WeRecommend: Recommender System
Based on Product Reviews
Vedita Velingker 1 , Malony Alphonso 2
1Department of Information Technology, Padre Conceicao College of Engineering,Verna, Goa, India
2Department of Information Technology, Padre Conceicao College of Engineering, Verna, Goa, India
ABSTRACT
Online reviews are a form of free text that has information about user’s experience and their issues with the product. This information is a rich source for a company’s business intelligence which can be harnessed for the purpose of personalization, product recommendation and better customer understanding.
This paper proposes WeRecommend, a recommender system that makes use of consumer opinion expressed online about products, to generate product recommendations. It performs comparisons among a multitude of products, based on opinions provided in reviews by users who have had an experience with the product and recommends much better products. It not only considers the strength of each user’s opinion, but also gives an overall evaluation of each feature for a product. Our recommender system is different from personalized recommender systems that are mainly based on user’s previous browsing history and previously viewed categories. This system focuses on user convictions and recommends to customers products with better subjective user experiences.
Keywords:Recommender System, Opinion Mining, Feature, Sentiment, Comparison, Information Extraction
- INTRODUCTION
Recommendations have immense significance in our lives. General masses usually tend to make their choices by relying on other people’s suggestions. They trust their suggestions more as these suggestions are based on first-hand experience. Right from choosing a restaurant to dine to taking important decisions, suggestions by friends and family have always been a key factor. Suggestions or recommendations play an important role in e-Commerce. Online forums allow customers to express opinions about any product and also to read reviews published by others. It is noticed that most online shopping websites, such as Amazon and Flipkart, emphasize participation of the users. They encourage people to give their views on the products that they have purchased. As human beings, we are always interested in “what others feel”; like if someone wants to purchase a new product, they try to read the reviews which contain other user’s experience with the product and based on those reviews, they take the decision. This online word-of-mouth behaviour represents a new source for consumers to obtain information.
A recommender system typically suggests items to a user that may appeal him/her. Recommender systems more commonly use content based, collaborative filtering or hybrid (combination of both) techniques to generate recommendations. Most of the recommender systems largely ignore the wealth of information present in online reviews.
In this paper we propose a system to generate recommendations that are based on reviews authored by customers after they have used the product. When a new user searches products, reviews and recommendations based on them are published for the particular product. Upon viewing the customer reviews, a user can trust them since it is a proof of somebody else having had an experience with the product.

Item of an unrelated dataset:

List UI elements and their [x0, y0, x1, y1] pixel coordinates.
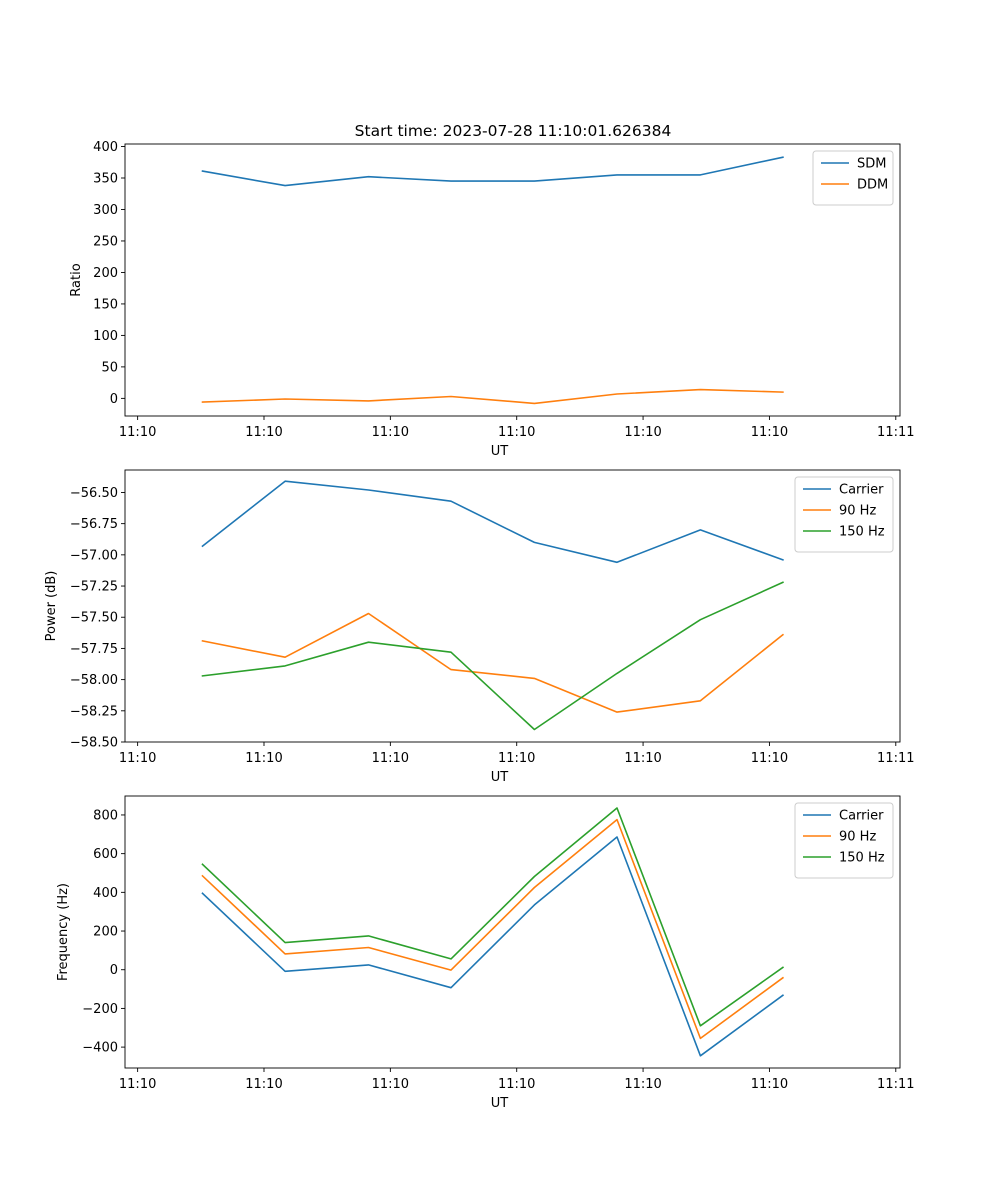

This system basically has two major steps: opinion mining and item recommendation. Opinion mining and sentiment analysis are techniques used to study and extract opinions and sentiments. First step of opinion mining is to extract the features and sentiments of an item. Item recommendation is based on the sentiment scores of features of the product. One can compare the sentiment scores of products feature-wise or for the entire product as a whole. The product with a higher score is ranked higher on the list of recommended products.
The paper is organized as follows. Section 2 describes Literature Survey. Architecture of the system is described in Section 3. Section 4 speaks about the method used in designing the system and analysis and experimental results. Conclusion and future work is described in Section 5.
- LITERATURE SURVEY
- Comparative Sentiment Analysis
Off late, technology savvy customers wish to compare products on a finer level, such as display of a laptop or the camera pixels in a mobile. There are various websites which perform comparisons between two or more products based on technical specifications. Before purchasing a product, customers usually visit these sites to help them reach a final decision. Thus, product comparisons have always been a key part of e-Commerce.
Comparison approach allows us to make judgements in a valid and convincing manner. Consider as example, ‘Processing speed of Intel i7 is superb’ conveys different information against ‘Intel i7 processor speed is much better than Intel i5’. The second statement gives us a much better idea about the Intel i7 processor.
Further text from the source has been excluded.